Time series anomaly detection using Generative Adversarial Nets


This post describes the use of Generative Adversarial Networks for detecting anomalies in time series data and it is based on the paper with the same title as this blog.

Table of Contents

Anomalies in Time Series Data

Many real world data have a time component with them, like the data from stock exhange, network events etc. Anomaly detection or the detection of interesting events can offer information related to critical events like breach of security. Anomalies can be broadly classified into two types: Point anomalies where the anomaly is a single point and Collective Anomaly where the anomaly is a sequence of points.
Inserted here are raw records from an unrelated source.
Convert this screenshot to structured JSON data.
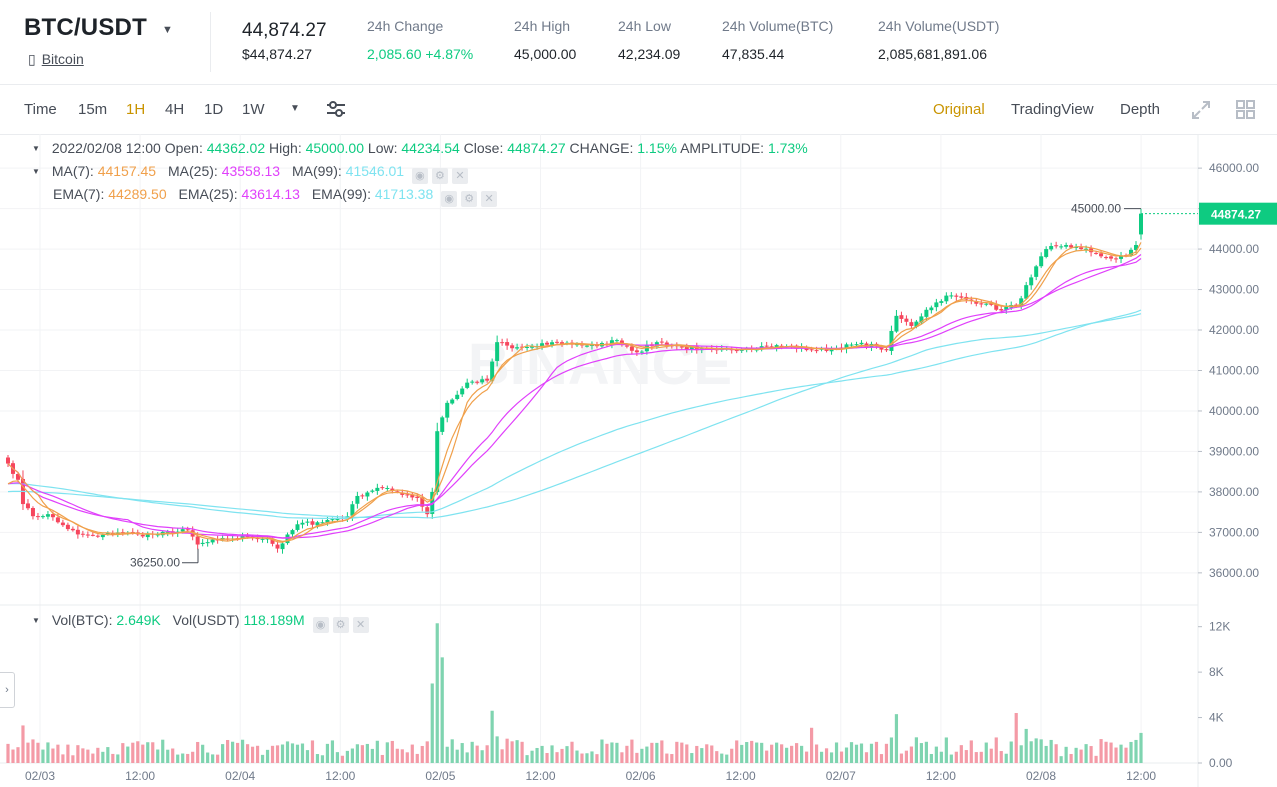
{
  "header": {
    "pair": "BTC/USDT",
    "coin_name": "Bitcoin",
    "last_price": "44,874.27",
    "last_price_usd": "$44,874.27",
    "stats": [
      {
        "label": "24h Change",
        "value": "2,085.60 +4.87%",
        "up": true
      },
      {
        "label": "24h High",
        "value": "45,000.00"
      },
      {
        "label": "24h Low",
        "value": "42,234.09"
      },
      {
        "label": "24h Volume(BTC)",
        "value": "47,835.44"
      },
      {
        "label": "24h Volume(USDT)",
        "value": "2,085,681,891.06"
      }
    ]
  },
  "toolbar": {
    "intervals": [
      "Time",
      "15m",
      "1H",
      "4H",
      "1D",
      "1W"
    ],
    "active_interval": "1H",
    "views": [
      "Original",
      "TradingView",
      "Depth"
    ],
    "active_view": "Original"
  },
  "legend": {
    "date": "2022/02/08 12:00",
    "open_label": "Open:",
    "open": "44362.02",
    "high_label": "High:",
    "high": "45000.00",
    "low_label": "Low:",
    "low": "44234.54",
    "close_label": "Close:",
    "close": "44874.27",
    "change_label": "CHANGE:",
    "change": "1.15%",
    "amplitude_label": "AMPLITUDE:",
    "amplitude": "1.73%",
    "ma": [
      {
        "label": "MA(7):",
        "value": "44157.45",
        "color": "#f0a04b"
      },
      {
        "label": "MA(25):",
        "value": "43558.13",
        "color": "#e040fb"
      },
      {
        "label": "MA(99):",
        "value": "41546.01",
        "color": "#7fe3f0"
      }
    ],
    "ema": [
      {
        "label": "EMA(7):",
        "value": "44289.50",
        "color": "#f0a04b"
      },
      {
        "label": "EMA(25):",
        "value": "43614.13",
        "color": "#e040fb"
      },
      {
        "label": "EMA(99):",
        "value": "41713.38",
        "color": "#7fe3f0"
      }
    ],
    "vol": [
      {
        "label": "Vol(BTC):",
        "value": "2.649K"
      },
      {
        "label": "Vol(USDT)",
        "value": "118.189M"
      }
    ]
  },
  "chart_data": {
    "type": "candlestick",
    "price_axis_ticks": [
      "46000.00",
      "45000.00",
      "44000.00",
      "43000.00",
      "42000.00",
      "41000.00",
      "40000.00",
      "39000.00",
      "38000.00",
      "37000.00",
      "36000.00"
    ],
    "price_range": [
      35700,
      46250
    ],
    "volume_axis_ticks": [
      "12K",
      "8K",
      "4K",
      "0.00"
    ],
    "volume_range": [
      0,
      12500
    ],
    "time_axis_labels": [
      "02/03",
      "12:00",
      "02/04",
      "12:00",
      "02/05",
      "12:00",
      "02/06",
      "12:00",
      "02/07",
      "12:00",
      "02/08",
      "12:00"
    ],
    "last_price_tag": "44874.27",
    "high_marker": "45000.00",
    "low_marker": "36250.00",
    "watermark": "BINANCE",
    "colors": {
      "up": "#0ecb81",
      "down": "#f6465d",
      "up_vol": "#7fd4b0",
      "down_vol": "#f49aa6",
      "ma7": "#f0a04b",
      "ma25": "#e040fb",
      "ma99": "#7fe3f0"
    },
    "close_anchors": [
      [
        0,
        38700
      ],
      [
        2,
        38300
      ],
      [
        3,
        37700
      ],
      [
        5,
        37400
      ],
      [
        8,
        37450
      ],
      [
        10,
        37250
      ],
      [
        14,
        36950
      ],
      [
        18,
        36900
      ],
      [
        22,
        37000
      ],
      [
        26,
        36950
      ],
      [
        30,
        36950
      ],
      [
        36,
        37050
      ],
      [
        38,
        36700
      ],
      [
        42,
        36800
      ],
      [
        45,
        36850
      ],
      [
        48,
        36900
      ],
      [
        52,
        36850
      ],
      [
        54,
        36600
      ],
      [
        58,
        37200
      ],
      [
        62,
        37250
      ],
      [
        68,
        37400
      ],
      [
        70,
        37900
      ],
      [
        74,
        38100
      ],
      [
        78,
        38000
      ],
      [
        82,
        37850
      ],
      [
        84,
        37450
      ],
      [
        85,
        38000
      ],
      [
        86,
        39500
      ],
      [
        88,
        40200
      ],
      [
        90,
        40400
      ],
      [
        92,
        40700
      ],
      [
        96,
        40750
      ],
      [
        98,
        41700
      ],
      [
        101,
        41550
      ],
      [
        106,
        41600
      ],
      [
        110,
        41700
      ],
      [
        114,
        41650
      ],
      [
        118,
        41600
      ],
      [
        122,
        41750
      ],
      [
        126,
        41450
      ],
      [
        130,
        41700
      ],
      [
        134,
        41600
      ],
      [
        138,
        41500
      ],
      [
        142,
        41500
      ],
      [
        148,
        41550
      ],
      [
        152,
        41600
      ],
      [
        156,
        41600
      ],
      [
        162,
        41500
      ],
      [
        166,
        41550
      ],
      [
        170,
        41650
      ],
      [
        174,
        41600
      ],
      [
        176,
        41500
      ],
      [
        178,
        42350
      ],
      [
        181,
        42100
      ],
      [
        184,
        42500
      ],
      [
        188,
        42850
      ],
      [
        192,
        42750
      ],
      [
        196,
        42650
      ],
      [
        198,
        42500
      ],
      [
        202,
        42600
      ],
      [
        205,
        43300
      ],
      [
        208,
        44000
      ],
      [
        212,
        44100
      ],
      [
        215,
        44000
      ],
      [
        218,
        43900
      ],
      [
        220,
        43800
      ],
      [
        222,
        43750
      ],
      [
        224,
        43850
      ],
      [
        226,
        44100
      ],
      [
        227,
        44874
      ]
    ],
    "volume_spikes": [
      [
        85,
        7000
      ],
      [
        86,
        12300
      ],
      [
        87,
        9300
      ],
      [
        97,
        4600
      ],
      [
        161,
        3100
      ],
      [
        178,
        4300
      ],
      [
        202,
        4400
      ],
      [
        204,
        3000
      ]
    ],
    "candle_count": 228
  }
}
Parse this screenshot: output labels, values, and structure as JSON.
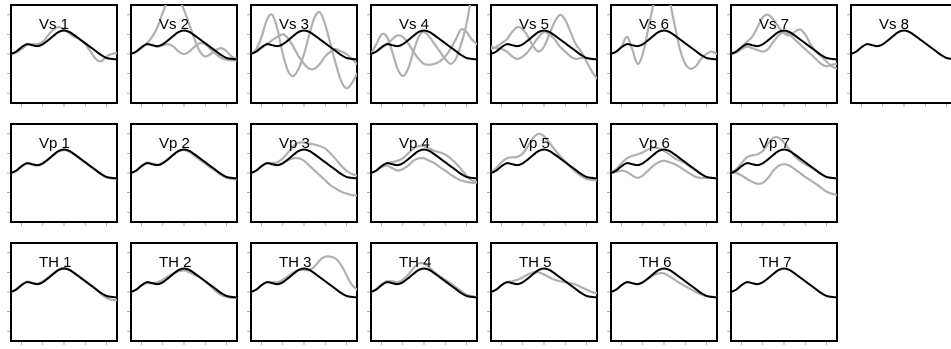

There are other types like the Contextual Anomaly where a data point is supposes to be normal but unusual due to the time when the signal is observed.

There are various ways to detect anomalies in time series data like proximity based methods (data points which are over a distant from the other non-anamlous data points), prediction based methods (predicts the expected value of a point and the point is labelled as anomalous if there is high deviation from the actual value ex: ARIMA), reconstruction-based methods (maps the data point to a latent space, reconstructs it and detect anomalies by finding reconstruction error). In this paper, the problem of anomaly detection is framed as an unsupervised learning problem and a Generative Adversarial Networks(GAN) framework is proposed to detect anomalies from the time series data.

Data Preprocessing

Steps in preprocessing:

Model Architecture

There are four key components in the architecture of the model. They are an encoder, decoder, critic X, critic Z.

Training Procedure

Loss functions

GANs are zero-sum games. The direction of gradient update of the generator is opposite to the direction of gradient update of the discriminator. Generator here refers to the encoder-decoder architecture and discriminator refers to critic X and critic Z. The loss function for the generator is the sum of reconstruction error loss and the wasserstein loss. The wasserstein loss aims to maximize the distance between the real samples distributions and fake sample distribution. Let's consider the encoder. The encoder encodes the real samples from the time series. It also encodes random noise samples from the space of input domain. The role of critic X is to distinguish between the encoded real samples and noise samples. Hence, the desired learning for critic X is to produce a high score for real samples and a low score for fake samples. Critic X has to maximize the wasserstein distance between the real samples and fake samples. Hence, the critic X updates its gradient in the direction which maximizes the wasserstein distance. The role of encoder is to make a good mapping between input space and latent space i.e to reduce wasserstein loss.Hence it updates the gradients in the the direction opposite to the wasserstein distance. The decoder follows the similar procedure except it uses wasserstein loss from Critic Z. The reconstruction error for the time series data is found using the method of dynamic time warping.

The model is trained on one specific dataset for 2000 epochs with a batch size of 64. In an epoch, the encoder-decoder are iterated through the dataset once and the critic x and critic z are iterated through the dataset ncritic where ncritic is chosen as 5. The training process juggles between the training of discrinimator and the generator. The discriminator tries to figure out how to distinguish real data from fake and it has to learn to recognize generator's flaws. The learning of discriminator is more important because if the discriminator can't tell the difference between real and fake samples, the traning of generator fails. Hence, the discriminator is iterated 5 time through the dataset for every 1 iteration of the dataset through the generator in an epoch. In the training process, gradient penalty loss is also used. In gradient penalty, we penalize the norm of the gradient of the critic with respect to the input which adds more stability to the training.

Anomaly Detection

The encoder and decoder maps the signal from input space to latent space and reconstructs the signal from latent space to input space respectively. This mapping helps in anomaly detection. For an anomalous point, thepoint is first encoded into latent space and the encoded anomalous point will deviate from the distribution of encoding of non-anomalous points. Encoding of the anomalous point maps it to the noise distribution and hence when we decode the encoded anomalous point, a high reconstruction error will be observed which can be used to detect anomalies.The critic X helps in distinguishing between the real samples and fake samples. It produces a high score for real samples and low score for fake and anomalous samples. Anomalies are detected using the reconstruction error and critic score. An anomalous point will have high reconstruction error and low critic score. We consider the anomaly score to be the product of reconstruction error and inverse of critic score. Anomalous points are points which will be having high anomaly scores. These points can be detected by considering a moving window and points exceeding 3 standard deviation from the mean and standard deviation of that window.